食事の後は、エリスの職場である占いの館へ遊びに行き、他の占い師の人達に恋愛運や金運などをみてもらう。
「もしもお2人がこのまま結婚すると。みえます……結婚後のイクトさんとエリスさんは一男一女に恵まれるでしょう! 男の子の場合は、女難の相に注意!」
「うーん……生活は概ね順調だと占いでは出ていますが。男の子が生まれると……お子さんは女アレルギーかも知れませんねぇ」
「女アレルギーを避けたければ子作りをする際に、この魔除けの桃の置物を枕元に飾って頂いて……後は厄除け祈願をするとなお良しかと。あっ1つ3,000円です」
なんだかんだ言って、厄除けの桃の置物やら何やらを買わされてしまう。エリスの仕事仲間達は、商売上手な占い師が多いようだ。

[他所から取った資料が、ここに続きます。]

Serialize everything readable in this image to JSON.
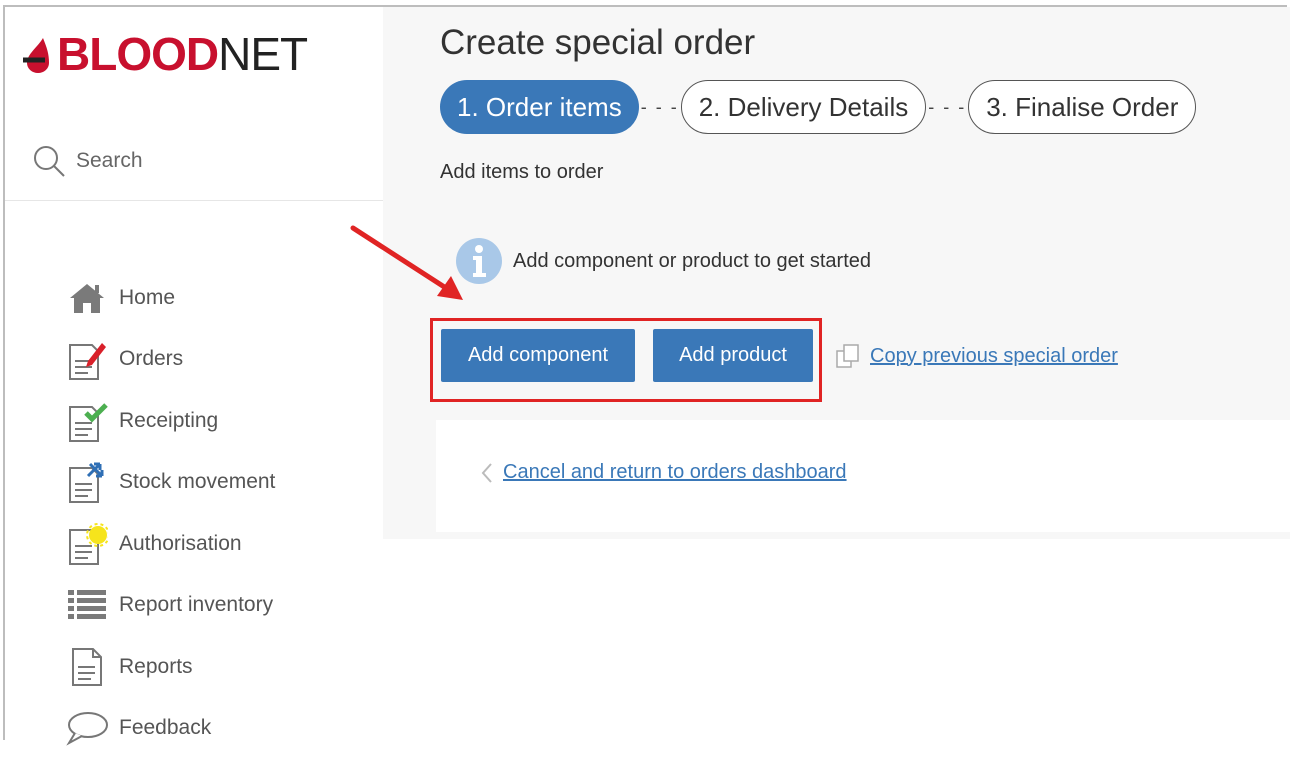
{
  "brand": {
    "word1": "BLOOD",
    "word2": "NET"
  },
  "search": {
    "label": "Search"
  },
  "sidebar": {
    "items": [
      {
        "label": "Home",
        "icon": "home-icon"
      },
      {
        "label": "Orders",
        "icon": "orders-icon"
      },
      {
        "label": "Receipting",
        "icon": "receipting-icon"
      },
      {
        "label": "Stock movement",
        "icon": "stock-movement-icon"
      },
      {
        "label": "Authorisation",
        "icon": "authorisation-icon"
      },
      {
        "label": "Report inventory",
        "icon": "report-inventory-icon"
      },
      {
        "label": "Reports",
        "icon": "reports-icon"
      },
      {
        "label": "Feedback",
        "icon": "feedback-icon"
      }
    ]
  },
  "main": {
    "title": "Create special order",
    "steps": [
      {
        "label": "1. Order items",
        "state": "active"
      },
      {
        "label": "2. Delivery Details",
        "state": "inactive"
      },
      {
        "label": "3. Finalise Order",
        "state": "inactive"
      }
    ],
    "step_separator": "- - -",
    "subtitle": "Add items to order",
    "info_text": "Add component or product to get started",
    "add_component_label": "Add component",
    "add_product_label": "Add product",
    "copy_previous_label": "Copy previous special order",
    "cancel_label": "Cancel and return to orders dashboard"
  },
  "colors": {
    "accent": "#3a78b8",
    "brand_red": "#c8102e",
    "annotation_red": "#e02424"
  }
}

「おおっ! ここまではっきりとした霊魂は珍しいですねぇ。わたくし、感動しました」
「アタシの占いだと来年の今頃には、お子さんが生まれているだろうから。ご先祖様にとってはひ孫になるのかしら? 楽しみにしててねっ」
もちろん、ほとんど占い師達にもユッキーの霊魂が視えるようで、保護者付きデートといった雰囲気で幕を下ろした。後は家に帰るだけ……そう一旦地球の家に帰るだけだ。
「なんか、来年の今頃にはもう子供が生まれてる予定とか。占いが思ったよりも大胆なのばかりでびっくりしたよ」
「あはは……一応、婚約中のカップルを占うという前提で行われていますからね。あくまでも占いの未来は、仮のものですけど。私達の場合は、住まいも同じですし。地球でも異世界でも両方で婚約していますし……占いやすいのでしょう」
そういえばそうだ……地球と異世界の両方で婚約が成立している相手は、実はエリスだけである。

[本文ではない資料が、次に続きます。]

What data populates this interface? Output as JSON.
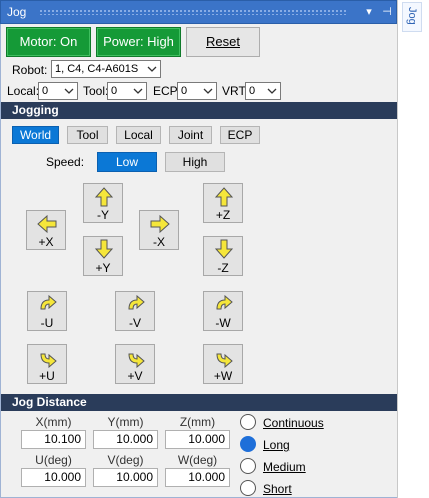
{
  "window": {
    "title": "Jog",
    "side_tab": "Jog"
  },
  "toolbar": {
    "motor_label": "Motor: On",
    "power_label": "Power: High",
    "reset_label": "Reset"
  },
  "selectors": {
    "robot_label": "Robot:",
    "robot_value": "1, C4, C4-A601S",
    "local_label": "Local:",
    "local_value": "0",
    "tool_label": "Tool:",
    "tool_value": "0",
    "ecp_label": "ECP:",
    "ecp_value": "0",
    "vrt_label": "VRT:",
    "vrt_value": "0"
  },
  "jogging": {
    "section_title": "Jogging",
    "modes": [
      "World",
      "Tool",
      "Local",
      "Joint",
      "ECP"
    ],
    "selected_mode": "World",
    "speed_label": "Speed:",
    "speed_options": [
      "Low",
      "High"
    ],
    "selected_speed": "Low",
    "buttons": {
      "neg_y": "-Y",
      "pos_x": "+X",
      "neg_x": "-X",
      "pos_y": "+Y",
      "pos_z": "+Z",
      "neg_z": "-Z",
      "neg_u": "-U",
      "neg_v": "-V",
      "neg_w": "-W",
      "pos_u": "+U",
      "pos_v": "+V",
      "pos_w": "+W"
    }
  },
  "distance": {
    "section_title": "Jog Distance",
    "x_label": "X(mm)",
    "x_value": "10.100",
    "y_label": "Y(mm)",
    "y_value": "10.000",
    "z_label": "Z(mm)",
    "z_value": "10.000",
    "u_label": "U(deg)",
    "u_value": "10.000",
    "v_label": "V(deg)",
    "v_value": "10.000",
    "w_label": "W(deg)",
    "w_value": "10.000",
    "options": [
      "Continuous",
      "Long",
      "Medium",
      "Short"
    ],
    "selected_option": "Long"
  },
  "colors": {
    "title_bar": "#3b74c8",
    "section_header": "#2a3c5a",
    "status_green": "#159a37",
    "selected_blue": "#0b78d6",
    "arrow_yellow": "#f5e63a"
  }
}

「年内にこのスマホゲームが終わるとしても、今日の思い出はずっと忘れませんから……。それに、サ終後も結崎家では一緒に暮らしていきますし。これからもよろしくお願いしますね。イクト様」
「良かった、ゲーム終了後もエリスは結崎家に残るのか。いきなり生活がガラッと変わったらどうしようかと思ったけど……安心したよ。こちらこそ、これからも、よろしく!」
「ふふっ。じゃあ帰りましょうか……結崎家へ……」
珍しく手を繋いでエリスと一緒にゲートをくぐり、地球の自宅へ。妹のアイラは仕事の関係でしばらく家にいない、両親も海外赴任でいない。姉の萌子は、すでにルーマニアで新婚生活。気がつけば、ユッキーの霊魂もどこかに消えていて……2人っきりである。

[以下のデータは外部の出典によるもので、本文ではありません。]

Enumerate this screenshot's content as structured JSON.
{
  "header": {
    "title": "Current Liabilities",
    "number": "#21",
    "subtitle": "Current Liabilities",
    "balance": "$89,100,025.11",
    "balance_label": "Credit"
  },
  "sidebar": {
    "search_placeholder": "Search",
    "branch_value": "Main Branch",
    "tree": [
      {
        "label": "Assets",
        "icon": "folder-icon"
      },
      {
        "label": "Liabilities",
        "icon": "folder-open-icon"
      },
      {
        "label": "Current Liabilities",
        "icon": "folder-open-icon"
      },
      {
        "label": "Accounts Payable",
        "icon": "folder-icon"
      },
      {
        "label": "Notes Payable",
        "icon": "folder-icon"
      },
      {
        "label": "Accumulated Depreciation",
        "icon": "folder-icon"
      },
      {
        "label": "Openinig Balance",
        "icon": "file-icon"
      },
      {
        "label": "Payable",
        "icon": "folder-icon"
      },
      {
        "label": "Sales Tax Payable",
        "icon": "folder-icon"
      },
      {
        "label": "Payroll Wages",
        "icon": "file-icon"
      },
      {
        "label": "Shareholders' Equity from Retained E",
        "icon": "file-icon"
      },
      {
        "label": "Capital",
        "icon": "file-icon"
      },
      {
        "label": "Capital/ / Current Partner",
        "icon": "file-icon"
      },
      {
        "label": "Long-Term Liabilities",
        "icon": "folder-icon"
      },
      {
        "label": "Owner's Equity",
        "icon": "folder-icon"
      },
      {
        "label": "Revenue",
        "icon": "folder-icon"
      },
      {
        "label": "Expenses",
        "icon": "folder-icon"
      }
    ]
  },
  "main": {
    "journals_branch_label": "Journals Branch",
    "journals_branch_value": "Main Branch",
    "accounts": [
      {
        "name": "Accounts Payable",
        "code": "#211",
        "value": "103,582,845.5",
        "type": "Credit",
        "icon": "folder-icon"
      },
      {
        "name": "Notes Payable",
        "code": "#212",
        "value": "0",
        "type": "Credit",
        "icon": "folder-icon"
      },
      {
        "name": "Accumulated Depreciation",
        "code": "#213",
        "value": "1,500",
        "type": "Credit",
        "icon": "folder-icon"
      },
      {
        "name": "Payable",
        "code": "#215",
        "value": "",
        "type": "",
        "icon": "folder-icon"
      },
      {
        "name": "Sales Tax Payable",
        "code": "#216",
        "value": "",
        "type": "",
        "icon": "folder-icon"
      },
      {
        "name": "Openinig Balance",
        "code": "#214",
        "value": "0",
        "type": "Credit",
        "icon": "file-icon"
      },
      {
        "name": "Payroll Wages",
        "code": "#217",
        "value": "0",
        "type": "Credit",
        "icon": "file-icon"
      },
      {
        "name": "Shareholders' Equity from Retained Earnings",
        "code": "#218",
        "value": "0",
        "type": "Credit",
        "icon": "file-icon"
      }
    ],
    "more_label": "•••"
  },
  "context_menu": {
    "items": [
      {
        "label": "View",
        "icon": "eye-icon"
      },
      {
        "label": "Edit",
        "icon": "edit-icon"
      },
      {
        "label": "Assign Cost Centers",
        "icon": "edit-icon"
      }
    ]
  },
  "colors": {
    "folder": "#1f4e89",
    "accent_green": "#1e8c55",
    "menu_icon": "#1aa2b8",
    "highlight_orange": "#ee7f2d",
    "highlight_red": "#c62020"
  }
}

エリスの手作りご飯を食べて、沸きたてのお風呂に入り……それから……。
お風呂上がりのエリスの銀髪はドライヤーで乾かしたものの、まだほんのりシットリしているようで色気が漂っている。肌に巻いた白いバスタオルからは、華奢な身体が見え隠れ。
「えっと……エリス?」
「ふふ……今は、まだそういう関係ではないですけど。いつか、赤い糸が結ばれて、本当に夫婦になって赤ちゃんを作れたら……いいですわね。おやすみなさいっ」
そう告げて、手渡されたのは例の厄除けの桃だ。これを枕元に飾って赤ちゃんを作れば、良い子に恵まれるらしいが……。それはまだ、気持ちが定まらないオレ達には早いのだろう。
「おやすみ、エリス。良い夢を……」
暗がりの枕元に桃の飾りを置くと、まん丸くてまるでお月様が飾ってあるような錯覚をする。何処からともなく、声が聞こえてきた。
『イクト君。キミはいったい、誰を運命の赤い糸の女性として選ぶんだろうね? いや、まだ答えを出すには早いか……おやすみなさい』
月がいつでも夜空を照らしているように、オレ達は霊魂に見守られているのだと実感したハロウィンとなった。